A l’étage, l’heure est également à l’« atelier philo » pour les grands, âgés de 8 à 11 ans.
« Peut-on ressentir la souffrance des autres ? » Par la fenêtre, on distingue au loin des
sommets alpins enneigés. Un chien aussi qui court, tout près, mais aucun enfant ne l’observe.
La philo, c’est du sérieux, même à l’école maternelle ou élémentaire.
Lancés en 1997 par un trio de chercheurs et d’enseignants, les ateliers philo connaissent un
succès grandissant. Il reste certes des directeurs ou des inspecteurs d’académie réticents, pour
qui philosopher rime avec paresser, mais de plus en plus d’écoles, de centre-ville comme de
banlieue, s’intéressent à une expérience d’abord limitée aux régions lyonnaise et parisienne.
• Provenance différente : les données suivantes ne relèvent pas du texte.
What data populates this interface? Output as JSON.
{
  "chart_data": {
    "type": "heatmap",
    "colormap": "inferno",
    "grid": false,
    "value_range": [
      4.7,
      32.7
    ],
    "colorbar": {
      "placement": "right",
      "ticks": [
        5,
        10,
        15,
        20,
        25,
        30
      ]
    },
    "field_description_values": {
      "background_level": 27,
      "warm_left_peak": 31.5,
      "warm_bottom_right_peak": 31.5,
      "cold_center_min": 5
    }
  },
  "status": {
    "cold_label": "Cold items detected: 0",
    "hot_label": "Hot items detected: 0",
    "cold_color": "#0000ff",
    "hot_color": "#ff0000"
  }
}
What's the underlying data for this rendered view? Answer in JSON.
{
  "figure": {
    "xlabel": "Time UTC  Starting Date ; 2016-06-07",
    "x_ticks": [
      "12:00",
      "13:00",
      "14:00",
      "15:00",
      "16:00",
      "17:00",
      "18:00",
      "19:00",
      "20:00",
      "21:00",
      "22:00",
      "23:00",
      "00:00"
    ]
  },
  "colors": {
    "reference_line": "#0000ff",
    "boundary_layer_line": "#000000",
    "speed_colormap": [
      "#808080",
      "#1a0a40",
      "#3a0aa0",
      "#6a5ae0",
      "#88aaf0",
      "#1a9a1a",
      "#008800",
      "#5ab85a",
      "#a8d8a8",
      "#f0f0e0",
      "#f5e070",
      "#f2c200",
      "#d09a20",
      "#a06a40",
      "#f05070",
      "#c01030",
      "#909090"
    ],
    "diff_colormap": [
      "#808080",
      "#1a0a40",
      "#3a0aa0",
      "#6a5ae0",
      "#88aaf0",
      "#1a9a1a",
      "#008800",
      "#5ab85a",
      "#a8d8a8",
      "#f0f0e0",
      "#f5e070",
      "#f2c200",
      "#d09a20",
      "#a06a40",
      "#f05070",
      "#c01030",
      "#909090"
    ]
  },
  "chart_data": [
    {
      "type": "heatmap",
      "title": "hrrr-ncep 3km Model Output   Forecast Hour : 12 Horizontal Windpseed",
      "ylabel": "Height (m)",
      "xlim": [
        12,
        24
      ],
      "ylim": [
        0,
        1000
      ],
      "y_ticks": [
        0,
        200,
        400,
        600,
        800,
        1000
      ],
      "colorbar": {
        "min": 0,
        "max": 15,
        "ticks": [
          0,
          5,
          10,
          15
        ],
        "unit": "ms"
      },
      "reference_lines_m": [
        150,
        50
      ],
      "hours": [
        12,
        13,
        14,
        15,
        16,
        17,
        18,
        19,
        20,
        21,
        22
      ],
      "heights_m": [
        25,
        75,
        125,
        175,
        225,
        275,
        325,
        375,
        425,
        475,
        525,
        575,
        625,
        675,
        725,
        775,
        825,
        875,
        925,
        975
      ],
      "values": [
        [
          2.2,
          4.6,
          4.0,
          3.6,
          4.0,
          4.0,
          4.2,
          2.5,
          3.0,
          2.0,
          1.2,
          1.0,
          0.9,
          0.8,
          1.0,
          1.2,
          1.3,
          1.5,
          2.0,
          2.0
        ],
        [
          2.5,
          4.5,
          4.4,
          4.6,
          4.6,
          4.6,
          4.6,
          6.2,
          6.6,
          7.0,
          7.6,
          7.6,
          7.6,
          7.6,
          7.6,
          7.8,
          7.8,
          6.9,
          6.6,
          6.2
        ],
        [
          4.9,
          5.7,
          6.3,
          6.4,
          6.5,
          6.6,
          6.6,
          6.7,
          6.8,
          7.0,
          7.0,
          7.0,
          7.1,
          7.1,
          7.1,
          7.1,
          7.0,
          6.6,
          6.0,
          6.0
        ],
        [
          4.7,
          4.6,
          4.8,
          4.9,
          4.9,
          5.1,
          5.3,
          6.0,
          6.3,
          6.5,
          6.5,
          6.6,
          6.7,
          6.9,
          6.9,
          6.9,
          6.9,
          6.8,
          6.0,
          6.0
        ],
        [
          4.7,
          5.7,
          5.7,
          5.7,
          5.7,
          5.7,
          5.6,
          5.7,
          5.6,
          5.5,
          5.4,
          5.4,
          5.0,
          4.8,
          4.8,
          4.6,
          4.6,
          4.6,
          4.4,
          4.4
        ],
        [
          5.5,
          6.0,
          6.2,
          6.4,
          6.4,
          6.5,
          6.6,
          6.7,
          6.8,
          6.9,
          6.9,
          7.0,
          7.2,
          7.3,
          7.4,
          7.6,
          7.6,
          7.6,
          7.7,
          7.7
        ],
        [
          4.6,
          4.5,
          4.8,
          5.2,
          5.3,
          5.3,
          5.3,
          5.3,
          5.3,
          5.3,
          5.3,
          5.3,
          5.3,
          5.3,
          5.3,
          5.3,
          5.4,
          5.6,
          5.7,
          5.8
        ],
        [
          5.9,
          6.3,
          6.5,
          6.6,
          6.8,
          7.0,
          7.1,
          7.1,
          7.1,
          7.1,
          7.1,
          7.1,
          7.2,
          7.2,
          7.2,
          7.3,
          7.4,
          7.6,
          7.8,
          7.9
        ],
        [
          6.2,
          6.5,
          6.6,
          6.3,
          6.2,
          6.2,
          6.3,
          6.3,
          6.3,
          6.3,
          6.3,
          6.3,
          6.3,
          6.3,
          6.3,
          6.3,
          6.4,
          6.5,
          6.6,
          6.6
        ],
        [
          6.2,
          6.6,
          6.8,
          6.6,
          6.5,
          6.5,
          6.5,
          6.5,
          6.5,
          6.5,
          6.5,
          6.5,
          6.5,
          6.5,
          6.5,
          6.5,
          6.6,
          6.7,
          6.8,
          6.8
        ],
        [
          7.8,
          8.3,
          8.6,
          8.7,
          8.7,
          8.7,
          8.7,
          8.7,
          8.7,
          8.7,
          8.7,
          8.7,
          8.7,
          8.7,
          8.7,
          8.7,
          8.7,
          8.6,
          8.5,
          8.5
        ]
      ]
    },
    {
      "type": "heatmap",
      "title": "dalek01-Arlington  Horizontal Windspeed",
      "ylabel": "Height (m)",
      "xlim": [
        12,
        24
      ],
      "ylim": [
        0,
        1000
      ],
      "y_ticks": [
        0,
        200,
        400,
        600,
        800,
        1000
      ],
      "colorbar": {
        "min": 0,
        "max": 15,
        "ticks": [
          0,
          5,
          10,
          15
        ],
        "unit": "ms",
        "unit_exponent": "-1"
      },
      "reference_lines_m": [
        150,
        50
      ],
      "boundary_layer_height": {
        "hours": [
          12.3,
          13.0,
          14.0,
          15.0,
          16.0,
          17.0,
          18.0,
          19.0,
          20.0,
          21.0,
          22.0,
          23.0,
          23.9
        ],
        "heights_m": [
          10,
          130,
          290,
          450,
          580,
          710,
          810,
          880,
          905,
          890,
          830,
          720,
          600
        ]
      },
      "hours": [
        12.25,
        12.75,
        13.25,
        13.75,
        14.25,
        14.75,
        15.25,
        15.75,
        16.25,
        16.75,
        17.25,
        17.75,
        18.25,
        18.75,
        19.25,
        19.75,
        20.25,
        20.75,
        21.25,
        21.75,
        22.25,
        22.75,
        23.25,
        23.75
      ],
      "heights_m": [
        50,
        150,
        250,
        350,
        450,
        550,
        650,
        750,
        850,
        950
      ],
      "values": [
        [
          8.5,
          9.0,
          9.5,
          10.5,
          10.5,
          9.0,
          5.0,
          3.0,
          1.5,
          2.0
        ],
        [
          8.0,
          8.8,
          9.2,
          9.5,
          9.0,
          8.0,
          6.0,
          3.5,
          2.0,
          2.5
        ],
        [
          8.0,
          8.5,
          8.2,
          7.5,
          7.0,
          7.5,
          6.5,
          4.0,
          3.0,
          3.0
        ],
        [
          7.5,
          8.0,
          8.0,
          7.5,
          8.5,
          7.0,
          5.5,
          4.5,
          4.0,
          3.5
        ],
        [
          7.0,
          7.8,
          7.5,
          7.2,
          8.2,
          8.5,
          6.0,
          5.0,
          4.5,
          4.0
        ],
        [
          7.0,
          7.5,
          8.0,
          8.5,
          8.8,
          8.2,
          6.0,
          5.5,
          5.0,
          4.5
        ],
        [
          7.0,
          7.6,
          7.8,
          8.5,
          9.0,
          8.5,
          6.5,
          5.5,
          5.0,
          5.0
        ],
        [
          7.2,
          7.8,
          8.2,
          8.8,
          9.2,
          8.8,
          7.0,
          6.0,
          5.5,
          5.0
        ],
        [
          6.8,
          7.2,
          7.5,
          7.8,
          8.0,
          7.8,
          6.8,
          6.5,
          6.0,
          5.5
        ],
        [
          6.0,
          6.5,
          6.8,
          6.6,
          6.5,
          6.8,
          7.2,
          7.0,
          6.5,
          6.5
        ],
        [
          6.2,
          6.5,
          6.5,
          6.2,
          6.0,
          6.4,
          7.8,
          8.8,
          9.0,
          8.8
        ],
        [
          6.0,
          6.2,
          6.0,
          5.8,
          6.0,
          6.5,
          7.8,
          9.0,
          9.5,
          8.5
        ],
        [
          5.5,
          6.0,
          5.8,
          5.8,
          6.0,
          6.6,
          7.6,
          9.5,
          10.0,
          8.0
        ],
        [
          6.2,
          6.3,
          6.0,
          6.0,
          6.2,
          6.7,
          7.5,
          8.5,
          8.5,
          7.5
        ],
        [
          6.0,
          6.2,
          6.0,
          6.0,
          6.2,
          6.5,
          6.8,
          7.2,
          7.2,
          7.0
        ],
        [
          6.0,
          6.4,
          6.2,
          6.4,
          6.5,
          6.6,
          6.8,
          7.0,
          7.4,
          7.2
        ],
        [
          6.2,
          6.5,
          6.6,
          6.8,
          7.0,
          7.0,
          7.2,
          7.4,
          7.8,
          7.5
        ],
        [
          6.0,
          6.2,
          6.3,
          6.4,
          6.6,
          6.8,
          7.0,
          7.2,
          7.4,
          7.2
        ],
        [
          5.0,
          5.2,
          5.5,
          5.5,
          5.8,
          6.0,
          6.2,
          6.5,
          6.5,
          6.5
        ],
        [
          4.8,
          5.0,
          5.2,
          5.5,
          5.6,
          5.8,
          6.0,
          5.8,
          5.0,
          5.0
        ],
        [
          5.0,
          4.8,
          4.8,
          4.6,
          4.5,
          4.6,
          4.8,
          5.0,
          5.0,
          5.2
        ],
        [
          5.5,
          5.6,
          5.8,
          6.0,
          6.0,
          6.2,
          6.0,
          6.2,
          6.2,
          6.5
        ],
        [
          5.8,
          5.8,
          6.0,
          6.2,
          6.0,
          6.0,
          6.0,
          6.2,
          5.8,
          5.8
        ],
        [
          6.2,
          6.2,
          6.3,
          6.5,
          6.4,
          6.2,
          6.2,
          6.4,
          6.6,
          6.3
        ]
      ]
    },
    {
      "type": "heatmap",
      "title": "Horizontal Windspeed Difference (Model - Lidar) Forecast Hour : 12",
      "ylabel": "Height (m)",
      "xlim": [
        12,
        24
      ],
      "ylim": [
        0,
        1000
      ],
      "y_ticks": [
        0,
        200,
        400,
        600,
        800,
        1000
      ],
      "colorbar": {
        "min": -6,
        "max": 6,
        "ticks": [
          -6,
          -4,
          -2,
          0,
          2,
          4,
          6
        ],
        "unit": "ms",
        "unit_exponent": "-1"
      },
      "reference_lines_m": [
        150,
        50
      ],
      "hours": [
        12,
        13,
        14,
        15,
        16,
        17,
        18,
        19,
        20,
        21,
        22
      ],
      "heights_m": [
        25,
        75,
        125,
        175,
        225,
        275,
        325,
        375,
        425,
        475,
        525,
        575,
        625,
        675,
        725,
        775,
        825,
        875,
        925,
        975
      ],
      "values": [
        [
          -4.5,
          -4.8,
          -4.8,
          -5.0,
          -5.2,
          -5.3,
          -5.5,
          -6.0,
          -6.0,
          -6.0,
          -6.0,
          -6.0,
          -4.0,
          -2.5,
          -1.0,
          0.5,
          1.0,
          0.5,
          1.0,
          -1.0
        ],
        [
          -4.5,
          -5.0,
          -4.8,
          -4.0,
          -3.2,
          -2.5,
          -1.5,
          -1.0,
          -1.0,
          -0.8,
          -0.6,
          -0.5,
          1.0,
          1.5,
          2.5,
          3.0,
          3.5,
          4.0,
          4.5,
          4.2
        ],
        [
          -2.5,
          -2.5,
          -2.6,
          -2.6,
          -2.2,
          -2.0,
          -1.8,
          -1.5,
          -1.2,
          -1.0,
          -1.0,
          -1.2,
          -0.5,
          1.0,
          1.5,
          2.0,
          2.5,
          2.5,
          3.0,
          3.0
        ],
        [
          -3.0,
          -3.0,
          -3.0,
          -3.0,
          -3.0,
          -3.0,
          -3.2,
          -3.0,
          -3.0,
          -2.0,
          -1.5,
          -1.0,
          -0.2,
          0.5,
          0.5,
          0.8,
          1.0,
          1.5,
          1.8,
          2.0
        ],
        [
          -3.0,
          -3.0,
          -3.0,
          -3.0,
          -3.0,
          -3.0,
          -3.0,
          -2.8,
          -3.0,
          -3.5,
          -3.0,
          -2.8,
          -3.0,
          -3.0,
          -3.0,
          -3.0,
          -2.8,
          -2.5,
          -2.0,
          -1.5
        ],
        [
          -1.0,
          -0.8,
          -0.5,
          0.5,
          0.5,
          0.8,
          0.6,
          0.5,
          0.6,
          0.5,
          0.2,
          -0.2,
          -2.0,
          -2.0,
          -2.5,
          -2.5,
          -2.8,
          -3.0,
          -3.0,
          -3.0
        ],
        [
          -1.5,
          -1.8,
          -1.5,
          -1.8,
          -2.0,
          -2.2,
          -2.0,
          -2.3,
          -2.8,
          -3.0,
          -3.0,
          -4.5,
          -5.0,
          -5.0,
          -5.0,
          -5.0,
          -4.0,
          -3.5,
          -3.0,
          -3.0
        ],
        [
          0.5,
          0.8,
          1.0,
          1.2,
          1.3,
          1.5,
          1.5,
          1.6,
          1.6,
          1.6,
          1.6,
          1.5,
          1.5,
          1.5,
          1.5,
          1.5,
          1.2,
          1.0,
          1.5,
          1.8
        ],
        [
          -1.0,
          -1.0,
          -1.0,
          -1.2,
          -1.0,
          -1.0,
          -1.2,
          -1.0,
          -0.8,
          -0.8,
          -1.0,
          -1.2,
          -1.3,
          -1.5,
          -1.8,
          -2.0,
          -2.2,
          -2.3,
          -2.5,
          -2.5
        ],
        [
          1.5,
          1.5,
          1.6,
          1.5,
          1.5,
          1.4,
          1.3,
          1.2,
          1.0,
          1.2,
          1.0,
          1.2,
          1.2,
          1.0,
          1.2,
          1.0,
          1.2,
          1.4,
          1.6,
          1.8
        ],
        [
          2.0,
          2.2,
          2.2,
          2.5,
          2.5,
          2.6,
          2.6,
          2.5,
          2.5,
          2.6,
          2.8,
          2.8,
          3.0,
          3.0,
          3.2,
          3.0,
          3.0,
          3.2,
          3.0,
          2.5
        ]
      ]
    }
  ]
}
A
Saint-Didier-sous-Riverie (Rhône), tous les enfants de l’école sont concernés, sauf les moins
de 4 ans, qui ne s’expriment pas encore assez bien. Dès que possible, au printemps sûrement,
eux aussi se mettront à la philo.
« Pourquoi sommes-nous nés ? Parce que Dieu nous a créés », répond Lise, la première petite
fille interrogée dans la classe des moyens. Océane, Mélodie et Gilles poursuivent : « Nous
sommes nés pour habiter la Terre, sinon la planète serait vide et elle ne servirait à rien ! »
Camille répond à Lise que « c’est pas Dieu qui nous a créés mais notre maman ! », relançant
un débat inévitable entre laïcs et religieux dans ce pays de montagnes surnommé la Vendée
lyonnaise.
Ce ne sont pas des surdoués, juste des enfants qui s’écoutent les uns les autres, qui expriment
un point de vue, parfois changent d’avis, copient les propos des autres ou au contraire les
critiquent. « Il faudrait peut-être lire des choses, ose Éliot. Moi, je sais ce qui s’est passé et
pourquoi nous sommes nés. Dieu a fait une grosse boule, deux humains en sont sortis, ils ont
fait deux enfants qui eux aussi en ont fait deux, et ainsi de suite... »
Dans cette école rêvée où l’on a supprimé les notes, les maîtres n’interrompent jamais l’atelier
philo, si ce n’est pour donner la parole à qui la demande. L’enseignant ne commente pas, ne
juge pas, ne recadre pas non plus la discussion quand elle semble s’égarer. « Je ne suis pas là
pour intervenir, insiste Rémi Castérès, le directeur. Le but n’est pas de leur inculquer des
données mais de les voir obtenir un permis de penser, de faire d’eux des apprentis
chercheurs.»
« Peut-on ressentir la souffrance des autres ? », se demandent ses élèves. Beaucoup
répondent que oui, évoquent des souvenirs personnels, une chute à vélo, un décès, un animal
perdu, autant d’événements douloureux qu’ils ont vécus et partagés avec d’autres. Mais
Florian tente, lui, de faire comprendre que « penser et ressentir, ce n’est pas pareil ». Lui
parvient à franchir un cap, à conceptualiser sa réflexion. Il n’est pourtant pas le meilleur élève
de sa classe. « Cet exercice bouleverse tous les clivages scolaires ou sociaux, explique son
maître. Deux enfants n’ont pas dit un mot aujourd’hui. L’une est la fille d’un ouvrier agricole,
l’autre celle d’un médecin-chercheur… »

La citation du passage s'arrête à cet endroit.